Activation of the Wnt signaling pathway frequently (and critically) occurs during the development of ESCC, therefore presents a therapeutic target for the disease (29). Additionally, the ubiquitin-proteasome system is vital for apoptosis regulation and cell growth, and may also represent a potential molecular target for the treatment and prevention of cancer (30). In the present study, the highlighted genes were condensed and the most suitable five-gene signature (CXCL8, DDIT3, RAB27A, RFC2 and ELL2) was selected for prognosis prediction. According to the National Center for Biotechnology Information (https://www.ncbi.nlm.nih.gov/gene/), none of these genes were associated with cancer research. However, when ESCC tissues were compared with adjacent normal tissues, these five genes were differentially expressed, demonstrating their potential to promote or suppress the development of cancer. The prognostic signature was also validated using 172 samples from TCGA, though elucidation of the true function of these genes requires further investigation.

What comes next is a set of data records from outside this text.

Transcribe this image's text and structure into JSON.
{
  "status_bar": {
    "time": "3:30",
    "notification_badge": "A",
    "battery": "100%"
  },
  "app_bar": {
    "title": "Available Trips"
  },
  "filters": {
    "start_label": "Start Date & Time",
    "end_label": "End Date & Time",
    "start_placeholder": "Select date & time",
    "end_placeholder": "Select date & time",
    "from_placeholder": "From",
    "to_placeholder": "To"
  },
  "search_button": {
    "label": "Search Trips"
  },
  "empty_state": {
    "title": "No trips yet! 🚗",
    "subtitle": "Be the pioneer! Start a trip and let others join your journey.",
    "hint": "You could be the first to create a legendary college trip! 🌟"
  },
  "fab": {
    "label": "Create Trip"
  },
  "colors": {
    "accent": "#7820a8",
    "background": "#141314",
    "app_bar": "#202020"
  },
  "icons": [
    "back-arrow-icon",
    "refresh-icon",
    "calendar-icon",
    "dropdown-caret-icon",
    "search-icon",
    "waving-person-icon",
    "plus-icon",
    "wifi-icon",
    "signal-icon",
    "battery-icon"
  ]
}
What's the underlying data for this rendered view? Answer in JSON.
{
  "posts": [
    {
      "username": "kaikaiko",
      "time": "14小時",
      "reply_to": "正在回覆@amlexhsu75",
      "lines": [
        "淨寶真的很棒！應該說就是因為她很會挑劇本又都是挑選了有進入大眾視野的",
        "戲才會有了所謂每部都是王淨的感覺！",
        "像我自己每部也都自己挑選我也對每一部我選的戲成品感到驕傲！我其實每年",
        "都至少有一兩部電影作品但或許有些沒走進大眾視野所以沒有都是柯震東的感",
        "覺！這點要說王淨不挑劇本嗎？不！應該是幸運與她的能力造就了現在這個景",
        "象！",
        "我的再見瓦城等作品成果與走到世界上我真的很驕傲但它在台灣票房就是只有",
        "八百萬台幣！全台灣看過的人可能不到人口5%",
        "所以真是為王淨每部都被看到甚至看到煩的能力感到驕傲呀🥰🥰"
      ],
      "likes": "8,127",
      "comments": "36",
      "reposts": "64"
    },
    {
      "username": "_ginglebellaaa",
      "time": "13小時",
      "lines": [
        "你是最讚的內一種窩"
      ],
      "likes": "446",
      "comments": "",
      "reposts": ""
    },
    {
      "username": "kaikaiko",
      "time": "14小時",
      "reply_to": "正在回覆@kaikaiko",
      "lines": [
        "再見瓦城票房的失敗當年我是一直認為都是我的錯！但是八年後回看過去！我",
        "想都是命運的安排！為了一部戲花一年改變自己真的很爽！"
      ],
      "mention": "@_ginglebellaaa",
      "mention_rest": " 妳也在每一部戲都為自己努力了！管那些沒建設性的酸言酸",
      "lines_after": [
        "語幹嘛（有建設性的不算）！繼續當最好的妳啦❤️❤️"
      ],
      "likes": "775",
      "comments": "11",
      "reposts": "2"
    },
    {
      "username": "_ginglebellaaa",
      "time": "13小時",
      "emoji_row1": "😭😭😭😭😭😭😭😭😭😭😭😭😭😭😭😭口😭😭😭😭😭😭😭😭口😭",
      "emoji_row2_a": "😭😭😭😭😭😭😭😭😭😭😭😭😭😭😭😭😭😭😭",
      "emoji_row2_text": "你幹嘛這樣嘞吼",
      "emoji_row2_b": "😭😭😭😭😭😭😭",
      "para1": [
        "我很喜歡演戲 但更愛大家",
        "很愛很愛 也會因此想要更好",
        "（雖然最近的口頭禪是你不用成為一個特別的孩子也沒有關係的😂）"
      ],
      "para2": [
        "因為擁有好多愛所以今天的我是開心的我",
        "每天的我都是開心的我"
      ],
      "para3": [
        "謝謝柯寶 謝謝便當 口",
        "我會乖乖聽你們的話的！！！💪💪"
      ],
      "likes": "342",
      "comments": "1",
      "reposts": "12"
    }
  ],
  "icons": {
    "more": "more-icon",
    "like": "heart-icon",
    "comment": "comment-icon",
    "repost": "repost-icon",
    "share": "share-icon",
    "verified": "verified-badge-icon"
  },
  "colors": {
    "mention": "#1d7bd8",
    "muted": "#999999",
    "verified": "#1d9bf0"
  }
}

In the present study, the OS of patients with ESCC was predicted using the five-gene signature. In future studies, comparison of high-risk patients with the entirety if the selected cohort may indicate common responses to different therapy options. Currently, treatment and prognosis of patients with ESCC are primarily determined using the American Joint Committee on Cancer Tumor-Node-Metastasis (TNM) staging system; however, the TNM system is limited in clinical practice, and may not result in an accurate prognosis. Currently, increased attention is focused on patients with stage III and IV ESCC, as patients who received adjuvant chemotherapy were indicated to have had improved outcomes (31–33). Additionally, a number of clinical laboratory tests (including the detection of tumor markers in the serum) have been developed to predict the prognosis of patients with ESCC. These tests have been evaluated in numerous validation cohorts, and are able to assist in the application of personalized chemotherapy programs (34,35). In the present study, the OS of patients with stage III and IV ESCC was predicted using the five-gene signature, tough a larger sample population may have been more beneficial to validate the prognostic value of the five-gene signature in patients with stage III and IV ESCC; further studies will be conducted to demonstrate whether the five-gene signature can help to determine the benefit of adjuvant chemotherapy for patients with stage III and IV ESCC.

In conclusion, the five-gene signature may represent a novel biomarker for determining the prognosis of patients with ESCC, and may also indicate potential therapeutic targets for treating the disease.